London - Thousands of ordinary citizens will be given the chance to become an art work for an hour by standing still on a plinth on Trafalgar Square in the heart of London, according to a decision announced Monday.
An artists' competition for rotating 'exhibitions' on top of the fourth plinth was won by leading British sculptor Antony Gormley, best known for his giant Angel of the North steel sculpture in Gateshead, northern England.
In spring next year, for a total of 100 days, about 2,400 people will be able to volunteer to stand on the plinth for an hour at a time to fill Gormley's artistic idea with life.

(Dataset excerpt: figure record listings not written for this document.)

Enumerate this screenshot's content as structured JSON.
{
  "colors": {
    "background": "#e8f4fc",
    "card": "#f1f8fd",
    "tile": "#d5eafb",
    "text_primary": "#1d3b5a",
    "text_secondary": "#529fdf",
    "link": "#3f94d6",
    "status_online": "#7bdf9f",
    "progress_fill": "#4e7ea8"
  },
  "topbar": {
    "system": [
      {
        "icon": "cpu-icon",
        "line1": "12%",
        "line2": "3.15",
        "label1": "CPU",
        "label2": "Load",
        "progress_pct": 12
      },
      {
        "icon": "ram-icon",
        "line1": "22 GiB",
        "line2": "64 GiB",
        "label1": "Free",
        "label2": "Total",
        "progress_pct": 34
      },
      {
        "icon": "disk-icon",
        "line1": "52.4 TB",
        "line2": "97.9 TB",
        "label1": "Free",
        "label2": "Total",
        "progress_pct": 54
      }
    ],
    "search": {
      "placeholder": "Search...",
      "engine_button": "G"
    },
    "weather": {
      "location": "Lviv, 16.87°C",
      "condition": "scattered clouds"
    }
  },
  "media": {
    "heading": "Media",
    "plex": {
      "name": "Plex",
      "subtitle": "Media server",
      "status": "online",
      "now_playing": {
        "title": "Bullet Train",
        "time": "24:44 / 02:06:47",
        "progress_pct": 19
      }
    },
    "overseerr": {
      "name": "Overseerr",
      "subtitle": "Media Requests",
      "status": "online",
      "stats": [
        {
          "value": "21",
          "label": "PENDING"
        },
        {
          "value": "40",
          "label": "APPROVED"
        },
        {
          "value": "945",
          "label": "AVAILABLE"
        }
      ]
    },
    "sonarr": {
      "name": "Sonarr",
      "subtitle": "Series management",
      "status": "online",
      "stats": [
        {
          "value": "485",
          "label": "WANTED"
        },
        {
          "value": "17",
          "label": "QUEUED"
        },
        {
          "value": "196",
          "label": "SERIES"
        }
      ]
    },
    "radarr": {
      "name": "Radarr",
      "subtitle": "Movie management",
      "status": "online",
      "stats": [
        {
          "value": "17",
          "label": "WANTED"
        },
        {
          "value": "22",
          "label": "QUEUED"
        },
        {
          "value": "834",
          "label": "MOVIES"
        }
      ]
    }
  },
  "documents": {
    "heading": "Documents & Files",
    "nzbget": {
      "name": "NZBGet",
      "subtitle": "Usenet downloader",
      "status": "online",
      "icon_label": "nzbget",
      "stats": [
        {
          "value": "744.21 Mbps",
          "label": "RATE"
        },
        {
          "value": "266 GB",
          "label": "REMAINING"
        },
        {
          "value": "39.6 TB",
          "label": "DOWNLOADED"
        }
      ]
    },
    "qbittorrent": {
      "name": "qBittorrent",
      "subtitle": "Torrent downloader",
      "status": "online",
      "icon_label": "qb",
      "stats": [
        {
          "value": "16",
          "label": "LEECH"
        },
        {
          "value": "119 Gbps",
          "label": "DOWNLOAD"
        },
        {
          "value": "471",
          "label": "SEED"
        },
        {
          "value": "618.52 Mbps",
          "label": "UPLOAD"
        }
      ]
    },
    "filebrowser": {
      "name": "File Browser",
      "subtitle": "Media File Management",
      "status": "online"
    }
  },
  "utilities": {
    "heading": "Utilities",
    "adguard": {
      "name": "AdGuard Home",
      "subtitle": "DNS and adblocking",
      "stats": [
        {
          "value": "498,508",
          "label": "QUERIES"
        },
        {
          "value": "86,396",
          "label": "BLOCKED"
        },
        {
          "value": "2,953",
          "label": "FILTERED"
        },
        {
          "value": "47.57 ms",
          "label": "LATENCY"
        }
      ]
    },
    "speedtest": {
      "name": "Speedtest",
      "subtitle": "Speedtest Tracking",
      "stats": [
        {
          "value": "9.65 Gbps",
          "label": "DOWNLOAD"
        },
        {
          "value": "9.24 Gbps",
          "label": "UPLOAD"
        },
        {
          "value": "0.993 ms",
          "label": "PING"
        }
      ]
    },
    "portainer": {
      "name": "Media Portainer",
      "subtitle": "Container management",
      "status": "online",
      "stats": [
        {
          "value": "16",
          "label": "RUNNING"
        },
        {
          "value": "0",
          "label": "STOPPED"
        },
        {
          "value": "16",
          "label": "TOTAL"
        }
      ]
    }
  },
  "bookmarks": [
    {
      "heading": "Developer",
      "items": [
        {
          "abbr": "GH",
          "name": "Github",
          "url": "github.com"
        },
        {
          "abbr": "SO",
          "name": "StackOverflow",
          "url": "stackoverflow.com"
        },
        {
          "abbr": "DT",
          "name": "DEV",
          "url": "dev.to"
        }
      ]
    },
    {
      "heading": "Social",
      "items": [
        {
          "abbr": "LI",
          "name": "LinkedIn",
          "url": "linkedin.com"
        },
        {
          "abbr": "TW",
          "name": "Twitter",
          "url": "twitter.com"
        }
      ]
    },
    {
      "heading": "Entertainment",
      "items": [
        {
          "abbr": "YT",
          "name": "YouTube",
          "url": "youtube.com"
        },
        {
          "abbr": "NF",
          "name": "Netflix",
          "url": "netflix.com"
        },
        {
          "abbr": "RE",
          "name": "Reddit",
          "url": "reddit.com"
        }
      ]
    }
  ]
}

'Through elevation on to the plinth and removal from common ground, the body becomes a metaphor, a symbol and allows us to reflect on the diversity, vulnerability and particularity of the individual in contemporary society,' Gormley said about his project, which he has named One And Other.
Talking about how people would get on to the plinth, Gormley said: 'We presented a hydraulic stair but I'm rather favouring a crane so there is a moment of theatre every hour.'
There would, he expected, be 'a rather nice moment' where the person leaving and the person arriving would meet each other.
The most important thing for him was, however, that a square historically reserved for military heroes had become a 'place of ethnic celebration.'
After Gormley, A Ship In A Bottle - a modern replica of Admiral Nelson's ship, HMS Victory, made by British artist Yinka Shonibara - will adorn the plinth, gazed upon by the admiral's tall statue just across the square.